#LaPostal ‘Al final de los días’

by | Colaboraciones

#LaPostal es una propuesta creativa en la que la periodista Isabel Salas escribe relatos posibles a partir de fotos tomadas en diferentes lugares del mundo por el fotógrafo colombiano Michael Vanegas.    “Su muerte será a los 83 años. Procure estar acompañado para que lo asistan con el dolor.” Me llamo Miguel Valencia, tengo 83 años, estoy solo […]
Comunicadora social de la Universidad del Valle, especialista en comunicación estratégica de la Universidad Sergio Arboleda y magíster en Gestión Pública de la Universidad de los Andes.

#LaPostal es una propuesta creativa en la que la periodista Isabel Salas escribe relatos posibles a partir de fotos tomadas en diferentes lugares del mundo por el fotógrafo colombiano Michael Vanegas

 

“Su muerte será a los 83 años. Procure estar acompañado para que lo asistan con el dolor.”

Me llamo Miguel Valencia, tengo 83 años, estoy solo y esta tarde voy a morir.

Soy fotógrafo, de esos nacidos en los noventas, de aquellos que andaban con un aparato desproporcionadamente grande por la calle. Por años, capturé instantáneas con una caja de 13 centímetros de largo por 10 de alto, una caja que era mi arma, que era mi vida. 

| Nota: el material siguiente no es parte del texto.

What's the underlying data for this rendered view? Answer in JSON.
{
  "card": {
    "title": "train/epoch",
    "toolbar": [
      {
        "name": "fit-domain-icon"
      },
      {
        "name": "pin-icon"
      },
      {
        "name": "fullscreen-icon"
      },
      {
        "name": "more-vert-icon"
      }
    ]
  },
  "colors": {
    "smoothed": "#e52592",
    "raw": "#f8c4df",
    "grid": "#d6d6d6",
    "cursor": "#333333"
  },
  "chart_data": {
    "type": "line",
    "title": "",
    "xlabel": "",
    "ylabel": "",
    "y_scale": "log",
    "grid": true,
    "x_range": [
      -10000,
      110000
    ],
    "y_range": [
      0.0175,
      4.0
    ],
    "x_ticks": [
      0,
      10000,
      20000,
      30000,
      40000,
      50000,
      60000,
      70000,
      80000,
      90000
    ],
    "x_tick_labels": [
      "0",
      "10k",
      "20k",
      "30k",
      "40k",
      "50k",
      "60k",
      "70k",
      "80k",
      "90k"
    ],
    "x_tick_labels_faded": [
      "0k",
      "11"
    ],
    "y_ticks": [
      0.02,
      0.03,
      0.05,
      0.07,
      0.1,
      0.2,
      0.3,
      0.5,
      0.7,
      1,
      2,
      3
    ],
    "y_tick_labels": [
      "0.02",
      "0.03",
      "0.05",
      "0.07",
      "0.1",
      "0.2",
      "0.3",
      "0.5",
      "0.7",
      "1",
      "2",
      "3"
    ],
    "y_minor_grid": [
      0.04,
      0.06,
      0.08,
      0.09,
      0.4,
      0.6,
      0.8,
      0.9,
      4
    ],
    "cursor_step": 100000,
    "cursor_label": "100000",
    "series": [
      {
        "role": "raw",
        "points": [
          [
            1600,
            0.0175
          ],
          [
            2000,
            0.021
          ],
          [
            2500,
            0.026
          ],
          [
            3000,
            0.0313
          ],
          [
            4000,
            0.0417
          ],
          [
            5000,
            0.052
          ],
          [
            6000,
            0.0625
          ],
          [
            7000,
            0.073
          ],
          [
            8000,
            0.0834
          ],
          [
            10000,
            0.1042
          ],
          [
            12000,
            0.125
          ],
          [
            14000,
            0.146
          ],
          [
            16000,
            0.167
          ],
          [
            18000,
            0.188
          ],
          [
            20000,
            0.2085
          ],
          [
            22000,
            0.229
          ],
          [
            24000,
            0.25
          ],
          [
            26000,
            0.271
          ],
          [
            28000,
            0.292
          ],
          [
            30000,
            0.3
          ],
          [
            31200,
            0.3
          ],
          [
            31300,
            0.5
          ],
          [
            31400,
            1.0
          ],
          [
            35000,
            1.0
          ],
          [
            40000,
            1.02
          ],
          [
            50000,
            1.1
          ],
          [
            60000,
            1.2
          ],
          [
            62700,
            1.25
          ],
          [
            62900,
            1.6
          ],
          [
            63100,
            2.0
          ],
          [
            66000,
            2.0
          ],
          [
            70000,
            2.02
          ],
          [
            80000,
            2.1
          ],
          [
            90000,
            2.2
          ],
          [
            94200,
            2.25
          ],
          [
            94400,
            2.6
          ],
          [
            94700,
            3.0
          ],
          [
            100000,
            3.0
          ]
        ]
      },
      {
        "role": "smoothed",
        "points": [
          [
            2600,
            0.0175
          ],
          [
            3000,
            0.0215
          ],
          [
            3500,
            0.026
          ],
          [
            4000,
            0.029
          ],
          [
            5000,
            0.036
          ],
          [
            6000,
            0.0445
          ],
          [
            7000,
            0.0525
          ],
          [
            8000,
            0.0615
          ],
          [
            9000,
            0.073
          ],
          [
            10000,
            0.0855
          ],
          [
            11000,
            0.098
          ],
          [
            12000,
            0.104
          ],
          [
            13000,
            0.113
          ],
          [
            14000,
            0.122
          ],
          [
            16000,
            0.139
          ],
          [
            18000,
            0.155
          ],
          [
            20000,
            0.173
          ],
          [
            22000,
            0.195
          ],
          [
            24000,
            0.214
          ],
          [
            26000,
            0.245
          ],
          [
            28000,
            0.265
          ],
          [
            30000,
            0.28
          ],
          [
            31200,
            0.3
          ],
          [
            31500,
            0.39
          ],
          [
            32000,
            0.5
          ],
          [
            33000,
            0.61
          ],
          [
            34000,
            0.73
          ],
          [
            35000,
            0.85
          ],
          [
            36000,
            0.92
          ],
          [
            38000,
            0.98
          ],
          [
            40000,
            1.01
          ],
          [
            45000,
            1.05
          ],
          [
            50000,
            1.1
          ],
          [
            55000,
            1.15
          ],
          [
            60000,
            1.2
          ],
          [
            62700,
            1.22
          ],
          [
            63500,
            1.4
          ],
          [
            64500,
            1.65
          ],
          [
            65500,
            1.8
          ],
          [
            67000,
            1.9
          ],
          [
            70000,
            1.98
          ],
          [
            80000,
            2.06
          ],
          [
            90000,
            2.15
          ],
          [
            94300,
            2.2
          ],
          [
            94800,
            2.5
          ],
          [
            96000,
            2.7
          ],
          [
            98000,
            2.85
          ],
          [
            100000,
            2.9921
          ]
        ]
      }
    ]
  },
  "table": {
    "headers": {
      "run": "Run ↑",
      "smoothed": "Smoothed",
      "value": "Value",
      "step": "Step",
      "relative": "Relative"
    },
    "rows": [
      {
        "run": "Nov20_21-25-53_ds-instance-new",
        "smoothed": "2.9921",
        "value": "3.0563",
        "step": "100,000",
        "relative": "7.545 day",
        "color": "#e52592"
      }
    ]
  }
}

Aún no llegaba a los 30 años cuando recibí el mensaje sobre mi muerte. En ese entonces, era altivo, impulsivo y soñador. Conocía poco de límites y, los que tenía, eran tan recios como el muro de Berlín. Cuando recibí la notificación, en un solitario y frío mensaje de texto, apenas se ponía de moda saber cuándo te ibas a morir. 

Al principio, fue extraño para todos. La mayoría dudaba de la información pero sentía miedo de que fuera cierta. Se inventaron teorías de todo tipo e intentaron seguir con la vida como si no hubiera una cuenta regresiva descontándonos el tiempo de estar vivos.

Yo lo tomé con tranquilidad, tenía más de 50 años por delante: cinco décadas para los viajes soñados y los amores pendientes. Pero cinco décadas no son tantas como parecen. Hoy, que soy un gato que agoniza, resistiendo en soledad, como fiera, los embates de la vida que se me escapa, veo a los ojos a esos destinos a los que nunca fui y a esos amores que se me fueron como agua entre los dedos. 

El mensaje de mi padre lo leí yo, moriría a los 75 años de cáncer. Nunca lo creyó, ni siquiera el día en que su muerte llegó. Mi madre fue después, un accidente cerebro vascular acabaría con su vida a los 88 años, decía el mensaje. Ella no quiso leerlo cuando lo recibió, lo hizo el día que llegó a la octava década. 

Y C, la mujer que más he amado en la vida, supo a los 24 años que moriría a los 40 de un ataque al corazón. Casi no hablamos del tema. Creo que lloraba en soledad cada que recordaba ese destino. Era inevitable y lo sabía, pero temía como nada ese momento de desvanecerse para siempre, de desvanecerse y no haberse hecho tan feliz como soñaba. 

“¿Pero qué es la felicidad?”, le preguntaba yo cada vez que la veía agobiada por ese cronómetro que nos habían impuesto a todos y que nos hacía contar a la inversa, no sumábamos años, restábamos los que nos iban quedando, y esos eran cada vez más lánguidos. 

“La felicidad es estar contigo siempre”, me decía ella y remataba con su risa graciosa. 

Pero la entropía nos ganó. Le ganó. Le ganó incluso a esa premonición científica que había anunciado el día exacto de su muerte. 

Fue un domingo soleado, se despertó temprano, recogió su cabello bien arriba en la cabeza, me pidió la cámara prestada con un susurro en el oído. Dije que sí y me envolví de nuevo en las cobijas. Pasaron las horas y no volvió. 

La encontraron debajo de un puente, se lanzó de frente y su rostro se fundió con el asfalto. Arriba dejó la cámara. Esta foto, en cuyo respaldo escribo estas palabras, fue la última que ella tomó.